AINode discovers peers automatically via UDP broadcast on port 5679. Once discovered, the master can shard one large model across all GPUs using tensor-parallel inference over NCCL. Verified: 4× DGX Spark, 487 GB aggregated VRAM, NCCL over RoCE at 200 Gbps.

Step 1: Install on each node

# Master node
curl -fsSL https://ainode.dev/install | bash -s -- --job master

# Each worker node
curl -fsSL https://ainode.dev/install | bash -s -- --job worker

Step 2: Open the cluster UI

Navigate to http://<master-ip>:3000Cluster tab. Nodes appear automatically as they start broadcasting.

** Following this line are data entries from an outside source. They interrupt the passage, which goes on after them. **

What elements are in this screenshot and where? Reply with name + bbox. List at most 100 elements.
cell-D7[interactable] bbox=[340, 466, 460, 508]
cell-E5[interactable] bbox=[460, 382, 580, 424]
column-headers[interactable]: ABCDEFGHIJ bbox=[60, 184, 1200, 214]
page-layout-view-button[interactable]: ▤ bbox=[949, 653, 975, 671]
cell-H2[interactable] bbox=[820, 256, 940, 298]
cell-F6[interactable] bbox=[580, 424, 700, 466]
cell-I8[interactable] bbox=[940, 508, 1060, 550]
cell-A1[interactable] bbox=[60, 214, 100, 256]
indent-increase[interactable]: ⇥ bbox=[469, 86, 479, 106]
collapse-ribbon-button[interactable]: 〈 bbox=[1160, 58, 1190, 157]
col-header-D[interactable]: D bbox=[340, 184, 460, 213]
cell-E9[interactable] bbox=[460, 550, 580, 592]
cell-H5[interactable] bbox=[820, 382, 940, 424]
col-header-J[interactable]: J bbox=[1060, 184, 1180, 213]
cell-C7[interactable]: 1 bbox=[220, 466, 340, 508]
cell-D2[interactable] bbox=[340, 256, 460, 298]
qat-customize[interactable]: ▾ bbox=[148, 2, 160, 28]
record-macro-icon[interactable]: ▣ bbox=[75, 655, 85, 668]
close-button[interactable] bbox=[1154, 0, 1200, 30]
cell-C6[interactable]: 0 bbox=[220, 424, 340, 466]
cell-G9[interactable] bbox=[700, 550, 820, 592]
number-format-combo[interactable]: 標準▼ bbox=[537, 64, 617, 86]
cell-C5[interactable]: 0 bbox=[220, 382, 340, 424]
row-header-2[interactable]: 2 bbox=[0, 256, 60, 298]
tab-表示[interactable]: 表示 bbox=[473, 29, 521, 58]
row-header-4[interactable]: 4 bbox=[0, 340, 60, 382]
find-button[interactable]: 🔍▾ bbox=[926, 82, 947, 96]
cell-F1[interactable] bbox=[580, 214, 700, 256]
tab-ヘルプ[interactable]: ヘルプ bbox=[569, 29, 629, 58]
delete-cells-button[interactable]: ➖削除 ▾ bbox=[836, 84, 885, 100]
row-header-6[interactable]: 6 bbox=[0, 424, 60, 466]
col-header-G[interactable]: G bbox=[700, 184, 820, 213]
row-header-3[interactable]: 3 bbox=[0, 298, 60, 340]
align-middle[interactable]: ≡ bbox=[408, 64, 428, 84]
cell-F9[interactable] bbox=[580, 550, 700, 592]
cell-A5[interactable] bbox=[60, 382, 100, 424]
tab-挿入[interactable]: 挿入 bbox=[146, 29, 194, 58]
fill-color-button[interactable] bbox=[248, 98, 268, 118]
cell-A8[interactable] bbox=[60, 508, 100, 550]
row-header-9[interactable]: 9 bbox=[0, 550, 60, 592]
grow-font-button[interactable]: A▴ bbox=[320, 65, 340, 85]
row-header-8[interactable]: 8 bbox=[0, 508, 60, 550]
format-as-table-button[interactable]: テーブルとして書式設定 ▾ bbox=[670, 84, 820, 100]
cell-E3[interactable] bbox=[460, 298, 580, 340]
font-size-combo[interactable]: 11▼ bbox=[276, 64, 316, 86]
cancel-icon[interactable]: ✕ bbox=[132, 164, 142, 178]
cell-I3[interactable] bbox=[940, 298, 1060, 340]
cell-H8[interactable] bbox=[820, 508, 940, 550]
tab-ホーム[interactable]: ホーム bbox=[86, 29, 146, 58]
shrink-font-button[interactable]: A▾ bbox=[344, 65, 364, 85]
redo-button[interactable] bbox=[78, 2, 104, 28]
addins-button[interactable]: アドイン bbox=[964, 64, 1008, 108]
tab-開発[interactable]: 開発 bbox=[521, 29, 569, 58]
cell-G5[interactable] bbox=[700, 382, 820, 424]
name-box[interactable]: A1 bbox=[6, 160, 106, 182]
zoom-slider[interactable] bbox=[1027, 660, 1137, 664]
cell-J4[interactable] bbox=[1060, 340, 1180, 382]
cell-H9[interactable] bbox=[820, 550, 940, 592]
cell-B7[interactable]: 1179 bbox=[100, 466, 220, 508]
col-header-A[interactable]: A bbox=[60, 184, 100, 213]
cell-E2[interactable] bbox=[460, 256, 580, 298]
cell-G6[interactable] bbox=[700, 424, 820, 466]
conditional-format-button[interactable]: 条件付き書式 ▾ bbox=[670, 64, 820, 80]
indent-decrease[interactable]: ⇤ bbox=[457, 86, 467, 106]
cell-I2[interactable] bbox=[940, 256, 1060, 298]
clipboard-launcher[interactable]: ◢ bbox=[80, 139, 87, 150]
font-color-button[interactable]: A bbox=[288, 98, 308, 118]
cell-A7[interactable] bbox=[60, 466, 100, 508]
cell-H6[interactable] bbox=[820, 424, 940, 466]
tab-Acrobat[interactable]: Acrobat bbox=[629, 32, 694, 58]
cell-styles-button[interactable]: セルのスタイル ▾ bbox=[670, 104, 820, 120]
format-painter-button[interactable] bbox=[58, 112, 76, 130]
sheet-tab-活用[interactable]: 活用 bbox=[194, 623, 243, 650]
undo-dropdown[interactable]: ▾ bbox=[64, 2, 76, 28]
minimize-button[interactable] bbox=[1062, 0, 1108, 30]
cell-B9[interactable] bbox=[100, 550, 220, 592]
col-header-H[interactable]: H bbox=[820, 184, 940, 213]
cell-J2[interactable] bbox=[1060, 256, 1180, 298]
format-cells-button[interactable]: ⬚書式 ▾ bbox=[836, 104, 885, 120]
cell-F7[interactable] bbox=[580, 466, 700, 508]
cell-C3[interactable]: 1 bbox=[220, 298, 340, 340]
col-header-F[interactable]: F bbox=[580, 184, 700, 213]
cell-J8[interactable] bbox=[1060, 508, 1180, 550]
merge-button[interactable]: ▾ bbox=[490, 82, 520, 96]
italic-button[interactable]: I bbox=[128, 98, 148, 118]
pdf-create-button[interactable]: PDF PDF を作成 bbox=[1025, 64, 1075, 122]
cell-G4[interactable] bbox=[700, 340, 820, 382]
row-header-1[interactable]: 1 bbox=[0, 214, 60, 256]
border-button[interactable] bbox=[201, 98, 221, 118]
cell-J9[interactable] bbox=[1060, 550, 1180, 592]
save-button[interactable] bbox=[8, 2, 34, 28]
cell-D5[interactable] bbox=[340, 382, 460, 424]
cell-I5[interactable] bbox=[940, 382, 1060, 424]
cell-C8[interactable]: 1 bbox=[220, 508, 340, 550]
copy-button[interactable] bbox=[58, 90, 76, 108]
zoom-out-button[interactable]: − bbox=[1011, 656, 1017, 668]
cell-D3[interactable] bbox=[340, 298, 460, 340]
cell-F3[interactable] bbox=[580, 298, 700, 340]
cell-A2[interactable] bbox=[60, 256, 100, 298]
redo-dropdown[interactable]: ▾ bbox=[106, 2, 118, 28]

Step 3: Launch distributed inference

  1. Go to ConfigCluster
  2. Set Minimum Nodes to the desired count
  3. Pick Tensor Parallel mode
  4. Click Launch
The master SSHes into each worker, forms a Ray cluster, and starts vLLM with TP=N.

Network requirements

RequirementWhy
Passwordless SSH between nodeseugr’s launcher SSHes into each peer
One NIC per cluster subnetMulti-NIC routing ambiguity causes NCCL hangs
UDP port 5679 open on cluster subnetPeer discovery
TCP ports 6379, 10001–10009, 29500Ray + NCCL rendezvous
Use the direct fabric NIC (ConnectX-7 / enP2p1s0f1np1) for NCCL, not Tailscale. Tailscale adds ~2ms RTT which degrades throughput significantly.

VRAM reference

NodesAggregated VRAMLargest model
1× GB10122 GBLlama 3.1 70B (fp16)
2× GB10244 GBLlama 3.1 70B (fp16)
4× GB10487 GBLlama 3.1 405B (AWQ)

Troubleshooting

Ray placement group hangs indefinitely
More than one NIC has an IP on the cluster subnet. Remove the extra IP or set NCCL_SOCKET_IFNAME explicitly in the cluster config.
NCCL using socket transport instead of RoCE
Check with ainode logs -f | grep "Using network". Should say NET/IB RoCE. If it says Socket, the mlx5 driver isn’t loaded or the ConnectX-7 isn’t on the cluster fabric.
Workers not appearing in topology
Confirm UDP port 5679 is open. All nodes must be on the same broadcast domain (same L2 subnet).